Gold bulls are frustrated with the metals’ lack of follow-through, while gold bears are no longer experiencing the declines seen this past spring. Markets expectations of a tapering in asset purchases by the Federal Reserve proved misguided, while another episode of a US government shutdown leaves questions unanswered. Throughout these events, gold rallied to 3-month highs before dropping to 3-month lows within less than two months.

So where’s the metal heading to next?

After the Federal Reserve revived gold bulls in mid-September with the surprising decision to hold off from tapering the $85 bn in monthly asset purchases, traders sent the metal back down during the 16-government shutdown. While falling price pressures resulting from weak growth are seen as a positive for gold due to their implications for further central bank easing, the disinflationary repercussions of renewed economic contraction may imply slowing industrial and consumer demand for commodities and precious metals.

Some have attributed the recent decline from the $1360 highs to the FOMC statement’s omission of the reference to tighter financial conditions and the stronger than expected October release of manufacturing ISM report. Some even argued these dynamics re-opened the door for a potential taper in December. This couldn’t be farther from the truth. Any decision to reduce asset purchases before March is highly unlikely.

Here is why:

Despite the drop in US unemployment to 7.1% from 7.9% in January, the fiscal reality remains that the US economy had flirted with a 16-day government shutdown, a last minute hike of the federal debt ceiling and the postponement of these impasses to no later than the first quarter of next year. The impact of the shutdown is estimated to have reduced at least 0.5% from GDP growth. Going forward (at least until end of November), the impact of the government shutdown will continue to distort much of the economic data, including Friday’s release of the October jobs report.
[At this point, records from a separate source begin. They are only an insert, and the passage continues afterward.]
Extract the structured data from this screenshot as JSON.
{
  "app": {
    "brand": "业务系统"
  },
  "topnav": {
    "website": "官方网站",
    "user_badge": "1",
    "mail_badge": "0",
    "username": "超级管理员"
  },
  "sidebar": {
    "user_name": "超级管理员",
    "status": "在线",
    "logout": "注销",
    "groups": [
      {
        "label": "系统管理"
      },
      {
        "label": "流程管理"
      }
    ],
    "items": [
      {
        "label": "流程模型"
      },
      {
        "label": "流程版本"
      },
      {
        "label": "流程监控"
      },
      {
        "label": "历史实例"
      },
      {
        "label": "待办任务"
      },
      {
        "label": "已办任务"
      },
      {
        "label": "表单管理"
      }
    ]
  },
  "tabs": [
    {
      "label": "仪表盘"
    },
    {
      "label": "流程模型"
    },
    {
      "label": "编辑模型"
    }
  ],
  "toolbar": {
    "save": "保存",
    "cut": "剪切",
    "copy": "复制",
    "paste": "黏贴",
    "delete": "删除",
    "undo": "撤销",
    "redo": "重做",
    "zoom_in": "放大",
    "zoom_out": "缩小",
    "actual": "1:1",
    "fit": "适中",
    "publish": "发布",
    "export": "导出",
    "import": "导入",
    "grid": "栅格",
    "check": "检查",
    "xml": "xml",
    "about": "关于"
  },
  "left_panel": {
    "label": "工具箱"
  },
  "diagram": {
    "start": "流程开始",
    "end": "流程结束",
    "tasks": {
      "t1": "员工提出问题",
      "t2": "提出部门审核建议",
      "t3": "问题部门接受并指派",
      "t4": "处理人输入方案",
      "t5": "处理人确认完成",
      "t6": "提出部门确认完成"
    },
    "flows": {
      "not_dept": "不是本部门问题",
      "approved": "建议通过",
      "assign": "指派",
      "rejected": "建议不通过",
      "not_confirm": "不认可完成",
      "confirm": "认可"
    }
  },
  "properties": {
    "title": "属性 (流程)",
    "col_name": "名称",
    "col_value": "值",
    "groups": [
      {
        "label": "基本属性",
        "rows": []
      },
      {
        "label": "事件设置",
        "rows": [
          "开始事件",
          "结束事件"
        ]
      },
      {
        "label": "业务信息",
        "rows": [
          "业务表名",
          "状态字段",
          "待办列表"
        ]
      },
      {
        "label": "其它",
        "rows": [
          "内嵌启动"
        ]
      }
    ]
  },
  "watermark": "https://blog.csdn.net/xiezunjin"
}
And with economic growth stabilizing anew in China and the Eurozone, the combination of positive dynamics in these regions coupled with stagnant growth in the U.S., the case against gold has subsided.

Disinflation Risk

Slowing inflation, or the risk of disinflation, is another growing factor to take into consideration by gold traders. One of the items consistently recurring in the FOMC statements is that “inflation has been running below the [Fed’s] longer run objectives”, which has been a durable supporting point for the hawks.

Policy guidance has primarily focused on a threshold for the unemployment rate, but last month’s comments from Chairman Bernanke suggested setting an “inflation floor” as a “sensible modification to the guidance”. If Fed chairwoman to be Janet Yellen implements an inflation floor, then this could be a successful means of slowing down rising yields as long as falling unemployment is not accompanied by a recovery in inflation. The Fed’s preferred inflation figure, core PCE price index, is near 2 ½ year lows of 1.2%. Further declines nearing 1.1% could render the inflation forward guidance to become a carte blanche for justifying the longer way for 6.5% rate of unemployment , without fretting about the need for higher interest rates.

Gold and FX traders will continue to hear the endless chorus of conflicting remarks from Federal Reserve speakers, with the hawks arguing for reduced quantitative easing and the doves stating the structural weakness in labour markets is requires a protracted decline the jobless rate before considering any tapering of purchases. The result of these verbal flows is nothing but 2-way market to magnify and flatten price trends. But it’s also an opportunity to for gold’s mean reversion to find a positive bias.

Price Outlook

We expect gold to continue lacking a defined price trend into year-end, suggesting any downside movement below $1,300 should likely find support near $1,273-75. A gradual recovery is anticipated to be charted towards the 55-day moving average of $1,347. Prolonged upside is seen capped right below the 13-month trendline resistance at $1,410, which coincides with the 55-month moving average.